In this global age, what we have is clearly a much-degraded form of higher education that turns out graduates who cannot think or innovate. So, as we stand, more of the same will not meet the needs of our future.

And education reform is, after all, just one of the 10 issues that Goldman Sachs has outlined. But judging from our track record, it may be necessary, and practical, to import quality in the form of good foreign universities encouraged to open branches in this country on a FDI basis.

This may also help us meet a part of the National Knowledge Commission’s target by 2016 in a qualitative manner. At present, not even one Indian university features even in the ‘Global 300’! China has six universities that feature in the list of top 300, and all of them are collaborations with Western universities.

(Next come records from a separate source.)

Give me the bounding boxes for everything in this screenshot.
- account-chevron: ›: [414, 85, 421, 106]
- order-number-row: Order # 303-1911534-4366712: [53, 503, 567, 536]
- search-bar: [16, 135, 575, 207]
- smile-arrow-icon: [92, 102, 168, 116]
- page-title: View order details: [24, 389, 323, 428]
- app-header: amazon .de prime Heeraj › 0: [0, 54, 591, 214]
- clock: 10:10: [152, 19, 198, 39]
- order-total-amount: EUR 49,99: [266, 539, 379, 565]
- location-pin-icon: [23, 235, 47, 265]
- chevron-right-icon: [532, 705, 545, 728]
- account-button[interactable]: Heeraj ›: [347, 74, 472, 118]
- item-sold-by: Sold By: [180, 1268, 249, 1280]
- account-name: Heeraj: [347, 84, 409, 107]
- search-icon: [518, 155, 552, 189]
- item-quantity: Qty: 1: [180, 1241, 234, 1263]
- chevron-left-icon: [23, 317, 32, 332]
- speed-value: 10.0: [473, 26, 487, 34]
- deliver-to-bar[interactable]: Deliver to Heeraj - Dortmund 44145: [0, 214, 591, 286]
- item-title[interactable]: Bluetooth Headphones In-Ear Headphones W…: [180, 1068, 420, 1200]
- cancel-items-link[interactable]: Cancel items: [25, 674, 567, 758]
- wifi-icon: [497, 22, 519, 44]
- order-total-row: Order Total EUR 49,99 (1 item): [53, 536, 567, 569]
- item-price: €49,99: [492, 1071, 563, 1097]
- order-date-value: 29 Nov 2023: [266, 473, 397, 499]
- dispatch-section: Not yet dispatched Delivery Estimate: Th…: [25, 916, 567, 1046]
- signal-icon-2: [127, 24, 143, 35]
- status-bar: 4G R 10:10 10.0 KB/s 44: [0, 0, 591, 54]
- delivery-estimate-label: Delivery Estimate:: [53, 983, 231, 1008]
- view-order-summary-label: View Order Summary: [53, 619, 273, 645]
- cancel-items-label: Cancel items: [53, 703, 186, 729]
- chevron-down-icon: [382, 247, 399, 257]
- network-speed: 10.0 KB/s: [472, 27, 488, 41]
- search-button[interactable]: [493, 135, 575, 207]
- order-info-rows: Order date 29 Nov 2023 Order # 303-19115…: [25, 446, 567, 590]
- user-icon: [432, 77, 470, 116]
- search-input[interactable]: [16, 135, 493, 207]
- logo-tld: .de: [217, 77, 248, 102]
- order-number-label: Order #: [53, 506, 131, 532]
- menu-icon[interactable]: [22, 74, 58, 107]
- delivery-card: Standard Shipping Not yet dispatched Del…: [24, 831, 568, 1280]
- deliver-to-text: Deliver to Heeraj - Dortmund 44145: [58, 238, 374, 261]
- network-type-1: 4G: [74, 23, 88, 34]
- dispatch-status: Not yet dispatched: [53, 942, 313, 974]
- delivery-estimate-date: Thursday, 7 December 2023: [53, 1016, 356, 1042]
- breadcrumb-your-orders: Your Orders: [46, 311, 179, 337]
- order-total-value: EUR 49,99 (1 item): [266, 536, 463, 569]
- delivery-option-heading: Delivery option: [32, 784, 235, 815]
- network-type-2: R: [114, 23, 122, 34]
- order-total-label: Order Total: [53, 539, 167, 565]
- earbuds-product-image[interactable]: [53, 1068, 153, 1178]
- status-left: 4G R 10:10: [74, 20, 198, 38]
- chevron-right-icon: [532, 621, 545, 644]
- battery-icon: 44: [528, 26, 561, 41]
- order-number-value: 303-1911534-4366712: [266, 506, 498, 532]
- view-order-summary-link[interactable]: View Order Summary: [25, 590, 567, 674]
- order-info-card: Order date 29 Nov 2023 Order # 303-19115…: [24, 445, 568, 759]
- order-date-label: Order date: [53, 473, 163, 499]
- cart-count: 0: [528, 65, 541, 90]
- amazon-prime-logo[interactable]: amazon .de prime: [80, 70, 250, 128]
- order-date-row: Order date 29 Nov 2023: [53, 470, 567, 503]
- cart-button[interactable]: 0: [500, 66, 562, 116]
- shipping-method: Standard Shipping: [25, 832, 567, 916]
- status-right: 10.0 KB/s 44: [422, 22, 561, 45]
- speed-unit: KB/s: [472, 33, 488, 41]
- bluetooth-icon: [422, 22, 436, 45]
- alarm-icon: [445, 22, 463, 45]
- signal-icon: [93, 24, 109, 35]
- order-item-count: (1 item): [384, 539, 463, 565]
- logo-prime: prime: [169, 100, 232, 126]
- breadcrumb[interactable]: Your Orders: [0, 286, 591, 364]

Indeed, despite our shortcomings, we have much to thank Goldman Sachs for. It is because it was a Goldman Sachs economist of Irish extraction, Mr Jim O’Neill, who coined the term ‘BRIC’ in 2001. Suddenly India was included alongside Brazil, Russia and China as the shape of the future power structure. This has, over the last eight years, changed the perception of India’s potential.

Gradually the term has gained traction and though very different in themselves, the BRIC countries have decided to pull together of late. There is even a new hotline being put in place between India and China at the highest levels of Government.

Earlier this month, BRIC was referred to, half in jest, as “The Gang of Four” by a commentator on the BBC as its leaders were photographed executing a four-way handshake at Yekaterinburg in Russia. The BBC commentator may have inadvertently upped the ante because BRIC discussed some weighty matters at the Yekaterinburg Summit on June 15-16 without waiting for permission from, or participation by, the West.

Matters such as BRIC ambitions on developing an alternative global reserve currency beyond the US dollar came up for discussion. After all, China has lent the US over $1 trillion and is very concerned about the declining value of the US currency. India, Russia and Brazil have also parked some of their dollar holdings in US treasuries, and are also worried, if not to the same extent.

BRIC also wants a greater say in the disbursement of global development funds via the IMF and the World Bank, to reflect the shifting balance of power.

And perhaps, there was some unintended symbolism at work beyond the ‘gang’ remark, because these deliberations took place at Yekaterinburg. And it was Yekaterinburg too that saw the end of one era and the consolidation of another. For it was there that Tsar Nicholas II and his entire family were executed by the Bolsheviks on the night of July 16, 1918.

Contemporary symbolism was equally evident not just because of BRIC piggybacking on the Shanghai Cooperation Organisation Summit at Yekaterinburg. The SCO even gave President Mahmoud Ahmadinejad of Iran, fresh from a controversial election victory, a forum to fire a vituperous, if predictable, broadside against the US and ‘Western imperialism’.

These are still early days for big ticket Indian reform, even though it has been nearly 20 years since 1991. But even at our slow pace, the world has seen us implement a large part of the Golden Quadrilateral roads project, and surge on to an impressive telecom revolution. They, on their part, don’t think we will fail to reform our education systems as well. What we probably need is a booster dose of self confidence and policy dynamism of our own, to get it going.